As happened before as well, the 1.11 Julia release has some regressions that break existing code – and not just any code, but registered packages.
Some examples of what I personally encountered today when testing my packages (that succeed on 1.10) on the new release: Type of `@doc x` changes when REPL is loaded · Issue #54664 · JuliaLang/julia · GitHub (reported before), 1.11 regression: source file does not contain a module declaration · Issue #56050 · JuliaLang/julia · GitHub, in 1.11, `push!` doesn't forward to `append!` as it should · Issue #56051 · JuliaLang/julia · GitHub.

These specific issues aren’t too difficult to work around in the code, that’s true. But shouldn’t PkgEval catch them before the release is made?
Then either modify the change in Julia, or at least notify package authors.

Maybe I misunderstand the goals of PkgEval, and it’s not used to avoid package breakages in new Julia releases? Not sure, would be curious to hear about…

2 Likes

Here’s a report that did find that module declaration issue, https://s3.amazonaws.com/julialang-reports/nanosoldier/pkgeval/by_date/2024-09/14/VOTables.primary.log with VOTables.jl. I guess once it’s in the " 2999 packages failed tests on the previous version too." category it gets skipped over…

Actually this report is on Julia Version 1.12.0-DEV.1205 but I can’t find any reports on earlier versions.

1 Like

Interesting… Tests do pass for me (locally + CI) on 1.10.
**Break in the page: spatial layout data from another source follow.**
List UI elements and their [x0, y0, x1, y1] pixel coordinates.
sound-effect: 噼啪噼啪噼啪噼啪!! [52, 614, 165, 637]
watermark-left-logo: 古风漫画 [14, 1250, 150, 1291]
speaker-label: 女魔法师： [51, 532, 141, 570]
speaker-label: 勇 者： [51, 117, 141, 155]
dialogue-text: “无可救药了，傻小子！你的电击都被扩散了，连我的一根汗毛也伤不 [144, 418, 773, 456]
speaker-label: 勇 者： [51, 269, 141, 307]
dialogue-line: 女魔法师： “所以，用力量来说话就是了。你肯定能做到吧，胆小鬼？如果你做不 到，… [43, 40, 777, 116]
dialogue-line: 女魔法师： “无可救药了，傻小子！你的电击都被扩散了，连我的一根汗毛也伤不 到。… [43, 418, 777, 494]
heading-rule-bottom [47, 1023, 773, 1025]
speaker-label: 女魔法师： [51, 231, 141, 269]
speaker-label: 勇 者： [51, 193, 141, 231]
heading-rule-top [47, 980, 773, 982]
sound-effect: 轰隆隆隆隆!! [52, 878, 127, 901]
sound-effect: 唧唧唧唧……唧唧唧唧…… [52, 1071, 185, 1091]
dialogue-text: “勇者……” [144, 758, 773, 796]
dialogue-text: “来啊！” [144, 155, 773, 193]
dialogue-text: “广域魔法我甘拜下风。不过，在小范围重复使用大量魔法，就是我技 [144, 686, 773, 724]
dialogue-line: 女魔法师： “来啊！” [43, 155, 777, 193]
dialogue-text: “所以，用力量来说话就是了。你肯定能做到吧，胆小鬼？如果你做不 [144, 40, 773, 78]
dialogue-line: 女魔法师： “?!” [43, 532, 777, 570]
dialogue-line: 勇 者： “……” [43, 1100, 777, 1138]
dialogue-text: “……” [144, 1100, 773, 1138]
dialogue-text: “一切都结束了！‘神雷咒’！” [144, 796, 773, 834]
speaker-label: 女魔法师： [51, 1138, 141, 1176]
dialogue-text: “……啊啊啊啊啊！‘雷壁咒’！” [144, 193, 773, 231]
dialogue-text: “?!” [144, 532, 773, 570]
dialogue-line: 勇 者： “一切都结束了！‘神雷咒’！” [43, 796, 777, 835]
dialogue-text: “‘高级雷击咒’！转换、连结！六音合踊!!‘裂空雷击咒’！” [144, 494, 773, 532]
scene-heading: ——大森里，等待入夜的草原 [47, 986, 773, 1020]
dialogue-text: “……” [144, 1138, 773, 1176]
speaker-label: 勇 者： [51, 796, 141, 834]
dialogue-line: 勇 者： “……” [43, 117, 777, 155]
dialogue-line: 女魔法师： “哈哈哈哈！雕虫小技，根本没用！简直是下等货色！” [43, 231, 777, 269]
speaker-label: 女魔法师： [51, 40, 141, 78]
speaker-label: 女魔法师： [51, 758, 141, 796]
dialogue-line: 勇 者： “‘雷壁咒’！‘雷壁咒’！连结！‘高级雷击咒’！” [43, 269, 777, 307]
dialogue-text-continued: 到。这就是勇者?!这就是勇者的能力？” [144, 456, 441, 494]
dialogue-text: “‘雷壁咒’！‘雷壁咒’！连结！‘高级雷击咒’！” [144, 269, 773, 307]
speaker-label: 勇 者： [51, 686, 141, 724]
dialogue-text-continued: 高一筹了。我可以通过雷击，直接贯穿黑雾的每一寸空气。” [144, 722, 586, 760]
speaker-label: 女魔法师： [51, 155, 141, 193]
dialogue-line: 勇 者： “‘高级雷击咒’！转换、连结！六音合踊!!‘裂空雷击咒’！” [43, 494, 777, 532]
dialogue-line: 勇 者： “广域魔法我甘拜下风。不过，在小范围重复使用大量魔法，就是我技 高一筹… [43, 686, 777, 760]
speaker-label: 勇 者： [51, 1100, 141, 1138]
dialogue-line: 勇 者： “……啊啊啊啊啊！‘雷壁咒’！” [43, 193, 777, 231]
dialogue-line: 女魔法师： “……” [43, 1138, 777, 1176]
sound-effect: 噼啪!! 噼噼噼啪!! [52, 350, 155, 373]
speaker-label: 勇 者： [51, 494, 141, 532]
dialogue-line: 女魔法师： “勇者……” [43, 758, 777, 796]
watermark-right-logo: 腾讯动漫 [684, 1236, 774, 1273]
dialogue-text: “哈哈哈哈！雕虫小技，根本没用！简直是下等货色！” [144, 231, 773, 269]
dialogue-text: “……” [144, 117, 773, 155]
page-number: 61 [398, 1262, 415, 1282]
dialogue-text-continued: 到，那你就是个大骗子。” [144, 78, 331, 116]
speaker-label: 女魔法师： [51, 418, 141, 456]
“Previous version” here means the “comparison” commit it’s testing against. If you look at the PkgEval report, this is a bit clearer. Here’s the one from yesterday: PkgEvalJob JuliaLang/julia@2ae0b7e [2024-10-06]. There are packages whose tests are flaky and packages whose tests are plain old broken and packages whose tests were already broken by something else and packages whose dependencies were broken.

Detangling all of the above takes significant time and energy. To put a finer point on it, PkgEval doesn’t catch it by itself. Someone reads the PkgEval report and uses it to identify what went wrong (if anything) and then works to address it. You can look at all the pull requests in building the release candidates to see how times PkgEval was run and examined. It’s hard, but it is being done.

5 Likes

I see, thank you both for the explanations!
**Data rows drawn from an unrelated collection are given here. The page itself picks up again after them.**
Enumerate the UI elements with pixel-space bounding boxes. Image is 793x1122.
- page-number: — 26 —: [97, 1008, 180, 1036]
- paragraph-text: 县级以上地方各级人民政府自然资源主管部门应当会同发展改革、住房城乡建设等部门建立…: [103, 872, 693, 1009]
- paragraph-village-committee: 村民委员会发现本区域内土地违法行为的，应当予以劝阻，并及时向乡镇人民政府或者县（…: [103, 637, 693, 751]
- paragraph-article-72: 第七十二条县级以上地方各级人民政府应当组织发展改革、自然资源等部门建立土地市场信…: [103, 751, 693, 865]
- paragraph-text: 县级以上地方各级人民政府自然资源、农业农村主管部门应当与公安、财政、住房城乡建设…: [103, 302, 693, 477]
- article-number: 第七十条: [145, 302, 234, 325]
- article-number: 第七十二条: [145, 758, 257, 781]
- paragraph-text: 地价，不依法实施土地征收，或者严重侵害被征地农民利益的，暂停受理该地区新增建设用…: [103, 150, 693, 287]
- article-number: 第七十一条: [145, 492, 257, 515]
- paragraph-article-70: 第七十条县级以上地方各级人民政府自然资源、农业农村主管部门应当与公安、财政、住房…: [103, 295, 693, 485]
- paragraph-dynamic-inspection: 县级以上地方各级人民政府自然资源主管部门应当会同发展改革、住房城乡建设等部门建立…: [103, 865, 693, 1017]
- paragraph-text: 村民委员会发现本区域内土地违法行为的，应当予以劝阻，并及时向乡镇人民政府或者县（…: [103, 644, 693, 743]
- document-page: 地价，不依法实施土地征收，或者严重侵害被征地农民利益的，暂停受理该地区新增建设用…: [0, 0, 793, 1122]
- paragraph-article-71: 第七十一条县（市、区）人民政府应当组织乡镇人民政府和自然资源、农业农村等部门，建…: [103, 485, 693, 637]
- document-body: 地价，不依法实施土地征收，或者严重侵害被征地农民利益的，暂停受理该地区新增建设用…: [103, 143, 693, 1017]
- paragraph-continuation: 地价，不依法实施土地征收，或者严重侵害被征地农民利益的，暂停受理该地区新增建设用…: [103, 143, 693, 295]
Does it make sense to run PkgEval before the release or rc, comparing with the previous release – not with some nightly state? This event would be much more rare, enabling more effort (including community) to be put into reading and interpreting the report.
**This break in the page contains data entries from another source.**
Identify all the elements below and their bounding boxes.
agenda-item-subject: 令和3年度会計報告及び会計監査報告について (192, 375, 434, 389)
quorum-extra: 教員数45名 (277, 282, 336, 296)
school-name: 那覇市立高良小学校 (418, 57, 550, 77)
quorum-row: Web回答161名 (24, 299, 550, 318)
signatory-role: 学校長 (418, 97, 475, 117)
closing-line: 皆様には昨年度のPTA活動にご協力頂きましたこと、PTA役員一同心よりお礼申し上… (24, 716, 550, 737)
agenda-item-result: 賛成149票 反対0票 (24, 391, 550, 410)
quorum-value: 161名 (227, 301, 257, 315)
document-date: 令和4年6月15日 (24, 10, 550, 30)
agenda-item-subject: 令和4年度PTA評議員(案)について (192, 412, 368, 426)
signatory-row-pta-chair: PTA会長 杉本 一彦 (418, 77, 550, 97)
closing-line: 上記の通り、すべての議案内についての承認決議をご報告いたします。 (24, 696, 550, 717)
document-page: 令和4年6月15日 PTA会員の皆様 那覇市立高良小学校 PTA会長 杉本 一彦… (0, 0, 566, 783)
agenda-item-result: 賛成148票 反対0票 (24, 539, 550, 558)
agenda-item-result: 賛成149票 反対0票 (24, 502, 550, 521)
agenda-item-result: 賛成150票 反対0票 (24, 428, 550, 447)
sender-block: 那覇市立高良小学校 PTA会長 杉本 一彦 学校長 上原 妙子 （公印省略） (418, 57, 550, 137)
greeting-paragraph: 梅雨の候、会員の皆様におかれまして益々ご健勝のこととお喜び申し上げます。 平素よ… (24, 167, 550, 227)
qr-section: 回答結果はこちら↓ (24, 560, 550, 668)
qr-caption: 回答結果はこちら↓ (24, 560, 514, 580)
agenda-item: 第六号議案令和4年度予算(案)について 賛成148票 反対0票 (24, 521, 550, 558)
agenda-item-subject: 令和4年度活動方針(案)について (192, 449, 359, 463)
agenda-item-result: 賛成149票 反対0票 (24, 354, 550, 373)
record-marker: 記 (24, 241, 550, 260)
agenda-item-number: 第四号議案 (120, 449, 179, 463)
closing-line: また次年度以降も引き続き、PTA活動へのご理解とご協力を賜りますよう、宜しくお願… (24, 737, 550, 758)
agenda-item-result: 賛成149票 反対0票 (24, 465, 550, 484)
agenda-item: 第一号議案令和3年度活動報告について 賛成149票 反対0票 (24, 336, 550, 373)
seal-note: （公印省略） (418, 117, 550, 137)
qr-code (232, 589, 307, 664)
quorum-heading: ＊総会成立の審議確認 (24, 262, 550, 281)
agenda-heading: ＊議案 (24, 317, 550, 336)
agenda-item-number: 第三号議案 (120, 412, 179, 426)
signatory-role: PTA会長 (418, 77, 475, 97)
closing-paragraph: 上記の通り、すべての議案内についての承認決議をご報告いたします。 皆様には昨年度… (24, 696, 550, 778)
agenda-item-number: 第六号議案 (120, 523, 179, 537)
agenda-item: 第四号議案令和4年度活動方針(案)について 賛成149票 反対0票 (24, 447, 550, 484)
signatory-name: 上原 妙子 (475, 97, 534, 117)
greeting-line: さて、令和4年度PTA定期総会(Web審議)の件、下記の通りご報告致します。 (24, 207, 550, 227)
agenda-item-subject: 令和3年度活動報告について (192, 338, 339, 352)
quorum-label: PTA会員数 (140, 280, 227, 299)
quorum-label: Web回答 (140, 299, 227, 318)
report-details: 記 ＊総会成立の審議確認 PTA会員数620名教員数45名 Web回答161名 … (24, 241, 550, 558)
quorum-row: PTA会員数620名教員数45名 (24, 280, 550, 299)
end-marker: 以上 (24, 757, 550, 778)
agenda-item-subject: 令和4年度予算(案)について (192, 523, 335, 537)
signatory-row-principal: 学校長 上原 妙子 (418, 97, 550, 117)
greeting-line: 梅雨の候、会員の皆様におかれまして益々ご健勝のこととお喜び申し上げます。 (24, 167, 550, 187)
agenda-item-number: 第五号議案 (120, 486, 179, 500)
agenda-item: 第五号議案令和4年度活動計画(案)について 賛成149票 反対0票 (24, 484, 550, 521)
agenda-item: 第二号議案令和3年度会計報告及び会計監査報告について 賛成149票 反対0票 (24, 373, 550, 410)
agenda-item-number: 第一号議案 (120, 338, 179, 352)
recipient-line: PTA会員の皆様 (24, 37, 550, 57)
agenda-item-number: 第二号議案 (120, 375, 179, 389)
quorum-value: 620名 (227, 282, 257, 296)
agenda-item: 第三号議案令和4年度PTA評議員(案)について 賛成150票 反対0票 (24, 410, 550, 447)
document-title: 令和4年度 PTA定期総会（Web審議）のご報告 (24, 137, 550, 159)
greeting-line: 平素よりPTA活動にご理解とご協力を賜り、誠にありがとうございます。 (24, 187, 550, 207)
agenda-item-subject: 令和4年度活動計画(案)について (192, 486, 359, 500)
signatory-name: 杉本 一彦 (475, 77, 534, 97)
Note that the three linked issues (1st post) break tests of at least three different packages. By “break” I mean package or tests working on 1.10 and failing on 1.11.
So it’s not some single package with randomly failing tests or internals usage.

3 Likes

About this interesting case:

And disagreement on that it “should”: in 1.11, `push!` doesn't forward to `append!` as it should · Issue #56051 · JuliaLang/julia · GitHub

Then I’m thinking, is there code that expects this (in packages, mostly or only?) and are they then considered buggy? Either way they break in 1.11? Meaning it seems like 1.11 broke semver? What is the cause of this (I suspect related to Memory type added), will the packages just be fixed and this likely never happens again for this, or can we expect similar for vector or other things about misaligned expectations?

And even if the “should” is not to be expected, then I agree PkgEval should catch, ideally… but it relies on tests, and they might always be incomplete.

Whenever I read code A is equivalent to code B, I don’t assume A implements B or vice versa because it’s not possible for them to simultaneously implement each other in some equal relationship as “equivalent” implies. I just expect them to have the same results.

2 Likes

We often do so during the release process, see e.g. Backports for 1.11.0-alpha2 by KristofferC · Pull Request #53543 · JuliaLang/julia · GitHub. Subsequent runs that do not specify vs=":release-1.10" will compare against the merge-base, which is typically the previous alpha/beta/release candidate, and not the nightly.

2 Likes

Yep, and you can see that both V0Tables and Accessors were flagged as potentially having problems — and were in those ~1000 packages that were manually rerun to try to detangle the above challenges.

This is also why RCs are announced and available. It’s all about trying to get more Swiss cheese slices on the stack.

2 Likes